The 1st of January was slightly better, if only because demand for electricity was low. And since the 2nd when the technicians all reported to work hangover free, the electricity has been back to normal.

As for the internet, that has also been plagued by problems the last months, one of the reasons for my sporatic posting. I'm not sure how that works or why there are outages. The last time there was a major outage/slog in the internet was two years ago when an illegal fishing boat snagged with its anchor the only underwater cable connecting Mozambique with the rest of the world.
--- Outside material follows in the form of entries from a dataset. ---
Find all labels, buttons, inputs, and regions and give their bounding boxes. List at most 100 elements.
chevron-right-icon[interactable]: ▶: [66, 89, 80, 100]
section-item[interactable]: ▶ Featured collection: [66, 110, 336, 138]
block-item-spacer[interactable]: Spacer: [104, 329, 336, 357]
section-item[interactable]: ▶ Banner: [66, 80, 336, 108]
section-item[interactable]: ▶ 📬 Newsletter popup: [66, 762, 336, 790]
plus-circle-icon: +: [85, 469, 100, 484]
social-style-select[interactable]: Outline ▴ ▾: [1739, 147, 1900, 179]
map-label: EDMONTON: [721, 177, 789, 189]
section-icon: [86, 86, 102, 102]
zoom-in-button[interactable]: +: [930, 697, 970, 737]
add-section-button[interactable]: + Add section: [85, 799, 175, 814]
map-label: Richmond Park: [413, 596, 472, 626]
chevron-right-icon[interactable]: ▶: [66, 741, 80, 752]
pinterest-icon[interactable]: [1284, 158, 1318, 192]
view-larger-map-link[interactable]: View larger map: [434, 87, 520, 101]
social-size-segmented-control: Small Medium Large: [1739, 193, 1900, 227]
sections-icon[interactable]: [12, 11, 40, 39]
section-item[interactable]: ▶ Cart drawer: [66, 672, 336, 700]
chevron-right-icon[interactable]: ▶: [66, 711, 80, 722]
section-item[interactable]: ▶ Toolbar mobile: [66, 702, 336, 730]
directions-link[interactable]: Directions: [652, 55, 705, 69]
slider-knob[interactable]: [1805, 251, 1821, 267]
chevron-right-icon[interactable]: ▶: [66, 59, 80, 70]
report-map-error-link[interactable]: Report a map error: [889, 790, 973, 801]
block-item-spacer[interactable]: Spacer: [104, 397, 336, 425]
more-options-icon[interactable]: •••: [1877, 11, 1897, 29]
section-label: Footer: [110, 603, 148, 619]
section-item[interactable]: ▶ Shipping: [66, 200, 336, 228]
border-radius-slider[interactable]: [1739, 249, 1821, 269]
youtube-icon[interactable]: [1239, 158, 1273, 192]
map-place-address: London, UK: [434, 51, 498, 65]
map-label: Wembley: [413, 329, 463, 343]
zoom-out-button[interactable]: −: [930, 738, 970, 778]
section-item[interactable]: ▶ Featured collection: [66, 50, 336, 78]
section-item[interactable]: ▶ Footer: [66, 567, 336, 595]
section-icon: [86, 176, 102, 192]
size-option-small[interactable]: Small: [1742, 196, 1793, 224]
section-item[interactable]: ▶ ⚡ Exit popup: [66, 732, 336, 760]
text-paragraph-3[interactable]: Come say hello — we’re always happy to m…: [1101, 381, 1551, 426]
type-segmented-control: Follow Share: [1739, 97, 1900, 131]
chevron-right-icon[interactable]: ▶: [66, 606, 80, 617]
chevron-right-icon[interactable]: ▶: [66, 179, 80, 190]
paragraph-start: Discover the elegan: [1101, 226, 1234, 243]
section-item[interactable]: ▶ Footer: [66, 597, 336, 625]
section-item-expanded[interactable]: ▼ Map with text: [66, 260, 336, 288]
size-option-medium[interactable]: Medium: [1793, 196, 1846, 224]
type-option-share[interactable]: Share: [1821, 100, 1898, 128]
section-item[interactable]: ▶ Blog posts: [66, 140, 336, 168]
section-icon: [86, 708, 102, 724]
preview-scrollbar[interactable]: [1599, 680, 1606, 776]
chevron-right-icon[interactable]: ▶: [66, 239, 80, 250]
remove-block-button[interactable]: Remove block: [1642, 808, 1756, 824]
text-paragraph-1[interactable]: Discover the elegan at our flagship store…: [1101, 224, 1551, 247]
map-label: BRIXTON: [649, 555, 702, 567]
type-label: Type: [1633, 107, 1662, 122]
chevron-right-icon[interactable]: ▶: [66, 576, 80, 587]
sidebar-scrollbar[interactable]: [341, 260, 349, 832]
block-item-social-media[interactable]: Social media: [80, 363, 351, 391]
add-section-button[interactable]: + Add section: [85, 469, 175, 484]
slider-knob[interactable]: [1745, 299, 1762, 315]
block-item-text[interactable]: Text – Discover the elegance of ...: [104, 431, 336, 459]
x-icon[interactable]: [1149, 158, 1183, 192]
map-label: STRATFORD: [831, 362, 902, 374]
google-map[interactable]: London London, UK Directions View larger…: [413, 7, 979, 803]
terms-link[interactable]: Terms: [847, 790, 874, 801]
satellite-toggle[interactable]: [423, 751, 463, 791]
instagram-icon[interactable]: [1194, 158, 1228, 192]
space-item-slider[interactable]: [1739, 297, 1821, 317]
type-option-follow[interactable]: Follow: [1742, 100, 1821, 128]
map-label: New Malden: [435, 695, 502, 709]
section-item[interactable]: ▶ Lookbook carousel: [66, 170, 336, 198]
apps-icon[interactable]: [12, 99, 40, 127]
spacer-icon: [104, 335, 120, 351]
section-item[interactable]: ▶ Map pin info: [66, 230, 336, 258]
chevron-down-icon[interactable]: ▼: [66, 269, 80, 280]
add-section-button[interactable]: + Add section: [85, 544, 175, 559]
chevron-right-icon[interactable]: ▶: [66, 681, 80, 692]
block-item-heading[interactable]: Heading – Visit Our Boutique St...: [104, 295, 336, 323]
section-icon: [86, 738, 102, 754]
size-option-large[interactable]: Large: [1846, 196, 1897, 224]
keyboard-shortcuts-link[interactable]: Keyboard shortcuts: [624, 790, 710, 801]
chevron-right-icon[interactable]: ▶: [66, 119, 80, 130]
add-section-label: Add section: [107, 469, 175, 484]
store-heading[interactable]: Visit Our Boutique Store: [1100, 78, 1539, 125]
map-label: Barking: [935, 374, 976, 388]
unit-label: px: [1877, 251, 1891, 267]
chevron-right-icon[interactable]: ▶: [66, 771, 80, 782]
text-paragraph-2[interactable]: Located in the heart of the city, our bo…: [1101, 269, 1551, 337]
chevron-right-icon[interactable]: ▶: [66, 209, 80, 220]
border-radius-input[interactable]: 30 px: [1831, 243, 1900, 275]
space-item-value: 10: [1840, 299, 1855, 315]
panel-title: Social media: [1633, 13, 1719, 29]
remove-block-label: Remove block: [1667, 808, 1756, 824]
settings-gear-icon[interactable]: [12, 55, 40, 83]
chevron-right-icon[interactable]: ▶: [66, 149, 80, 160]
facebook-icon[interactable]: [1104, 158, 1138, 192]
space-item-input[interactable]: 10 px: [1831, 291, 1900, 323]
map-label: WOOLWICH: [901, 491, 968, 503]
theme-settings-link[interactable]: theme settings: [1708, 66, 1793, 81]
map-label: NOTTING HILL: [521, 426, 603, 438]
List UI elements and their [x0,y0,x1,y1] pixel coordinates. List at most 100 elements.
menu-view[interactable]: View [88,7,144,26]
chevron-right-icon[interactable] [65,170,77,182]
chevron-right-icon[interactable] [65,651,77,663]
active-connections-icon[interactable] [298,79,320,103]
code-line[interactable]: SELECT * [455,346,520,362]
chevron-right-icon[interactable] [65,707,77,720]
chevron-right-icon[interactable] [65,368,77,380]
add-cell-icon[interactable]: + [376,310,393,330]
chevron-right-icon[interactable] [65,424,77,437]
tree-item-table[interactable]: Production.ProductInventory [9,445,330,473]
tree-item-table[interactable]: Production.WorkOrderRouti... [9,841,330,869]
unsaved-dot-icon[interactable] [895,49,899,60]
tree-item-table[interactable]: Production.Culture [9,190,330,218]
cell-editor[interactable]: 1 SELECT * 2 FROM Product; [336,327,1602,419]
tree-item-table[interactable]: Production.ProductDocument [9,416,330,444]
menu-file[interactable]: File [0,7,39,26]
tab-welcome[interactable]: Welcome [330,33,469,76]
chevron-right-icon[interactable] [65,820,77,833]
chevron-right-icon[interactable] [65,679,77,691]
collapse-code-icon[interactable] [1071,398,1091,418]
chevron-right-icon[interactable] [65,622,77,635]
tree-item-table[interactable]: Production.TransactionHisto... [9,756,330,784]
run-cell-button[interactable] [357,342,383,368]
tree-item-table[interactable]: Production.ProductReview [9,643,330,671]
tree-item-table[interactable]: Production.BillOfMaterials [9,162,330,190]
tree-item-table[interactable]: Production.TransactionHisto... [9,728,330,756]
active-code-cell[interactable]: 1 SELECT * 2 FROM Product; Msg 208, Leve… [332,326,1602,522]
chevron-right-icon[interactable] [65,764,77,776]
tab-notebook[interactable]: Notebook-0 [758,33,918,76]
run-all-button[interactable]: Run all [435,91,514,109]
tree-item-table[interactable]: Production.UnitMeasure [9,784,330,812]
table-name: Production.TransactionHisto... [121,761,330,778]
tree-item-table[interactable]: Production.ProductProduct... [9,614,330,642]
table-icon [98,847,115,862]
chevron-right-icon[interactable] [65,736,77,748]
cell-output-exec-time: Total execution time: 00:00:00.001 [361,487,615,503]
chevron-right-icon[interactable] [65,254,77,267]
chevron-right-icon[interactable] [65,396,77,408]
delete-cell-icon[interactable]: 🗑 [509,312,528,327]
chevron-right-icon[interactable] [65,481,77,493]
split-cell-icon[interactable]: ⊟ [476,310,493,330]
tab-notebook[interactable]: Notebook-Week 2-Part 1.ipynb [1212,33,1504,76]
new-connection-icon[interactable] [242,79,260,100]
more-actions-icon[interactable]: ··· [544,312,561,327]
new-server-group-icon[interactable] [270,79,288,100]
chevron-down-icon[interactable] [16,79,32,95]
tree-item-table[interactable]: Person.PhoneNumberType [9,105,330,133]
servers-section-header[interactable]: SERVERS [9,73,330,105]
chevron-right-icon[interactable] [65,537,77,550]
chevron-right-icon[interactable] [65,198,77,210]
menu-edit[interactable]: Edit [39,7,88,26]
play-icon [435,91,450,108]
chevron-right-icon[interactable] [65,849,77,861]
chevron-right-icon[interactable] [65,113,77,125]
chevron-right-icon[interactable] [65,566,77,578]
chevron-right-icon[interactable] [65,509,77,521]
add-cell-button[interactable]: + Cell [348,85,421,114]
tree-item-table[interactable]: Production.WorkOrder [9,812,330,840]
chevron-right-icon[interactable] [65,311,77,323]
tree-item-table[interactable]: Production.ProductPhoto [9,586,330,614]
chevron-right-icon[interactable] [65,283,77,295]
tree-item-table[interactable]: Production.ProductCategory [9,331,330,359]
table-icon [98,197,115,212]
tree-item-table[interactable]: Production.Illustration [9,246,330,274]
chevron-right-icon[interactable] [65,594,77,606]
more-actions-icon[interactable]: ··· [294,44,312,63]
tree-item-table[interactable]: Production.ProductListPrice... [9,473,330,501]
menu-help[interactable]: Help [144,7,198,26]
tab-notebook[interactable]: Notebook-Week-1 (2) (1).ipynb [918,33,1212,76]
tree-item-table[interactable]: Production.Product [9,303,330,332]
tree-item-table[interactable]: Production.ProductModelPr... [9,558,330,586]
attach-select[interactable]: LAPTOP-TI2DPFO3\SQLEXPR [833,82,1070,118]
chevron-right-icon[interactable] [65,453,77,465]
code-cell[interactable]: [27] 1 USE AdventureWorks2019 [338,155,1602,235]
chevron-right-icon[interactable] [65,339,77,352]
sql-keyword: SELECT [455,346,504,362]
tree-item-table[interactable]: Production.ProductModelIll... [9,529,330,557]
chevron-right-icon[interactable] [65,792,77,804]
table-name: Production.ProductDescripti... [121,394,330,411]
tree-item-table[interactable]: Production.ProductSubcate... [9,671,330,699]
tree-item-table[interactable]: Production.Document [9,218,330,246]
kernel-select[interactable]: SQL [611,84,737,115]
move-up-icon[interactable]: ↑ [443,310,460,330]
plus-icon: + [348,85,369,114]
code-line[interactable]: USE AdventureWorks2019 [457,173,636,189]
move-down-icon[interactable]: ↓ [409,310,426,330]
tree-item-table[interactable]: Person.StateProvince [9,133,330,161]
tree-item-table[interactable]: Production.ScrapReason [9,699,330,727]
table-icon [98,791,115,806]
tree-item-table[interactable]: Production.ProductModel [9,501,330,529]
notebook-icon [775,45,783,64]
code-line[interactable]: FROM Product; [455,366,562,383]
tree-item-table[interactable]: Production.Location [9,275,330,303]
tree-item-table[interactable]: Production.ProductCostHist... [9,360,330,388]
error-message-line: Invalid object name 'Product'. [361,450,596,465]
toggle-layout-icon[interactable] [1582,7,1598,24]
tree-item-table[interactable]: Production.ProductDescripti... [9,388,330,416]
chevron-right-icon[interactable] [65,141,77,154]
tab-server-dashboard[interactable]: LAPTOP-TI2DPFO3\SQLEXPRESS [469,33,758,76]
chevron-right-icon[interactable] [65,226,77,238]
I think in that case the government actually called the US to say, "Come fix your internet," until they finally paid some Indian company to repair it.

Basically, all of the public utility workers staying home for the holidays answered the age-old questions, "What would happen if Superman took the day off?" The idea is that without Superman patroling the streets, criminals would run amok and chaos would envelop whatever fictional city Superman lives in. (Tampa? I'm really not sure. Or is that where Spiderman lives?")

Here, when all the utility workers stayed home, people suffered from water (although that is a problem that dominates about 6 calendar months here in the city and 12 months outside the city) and were inconvenienced with electrical outages, surges, and explosions. Save us, Superman!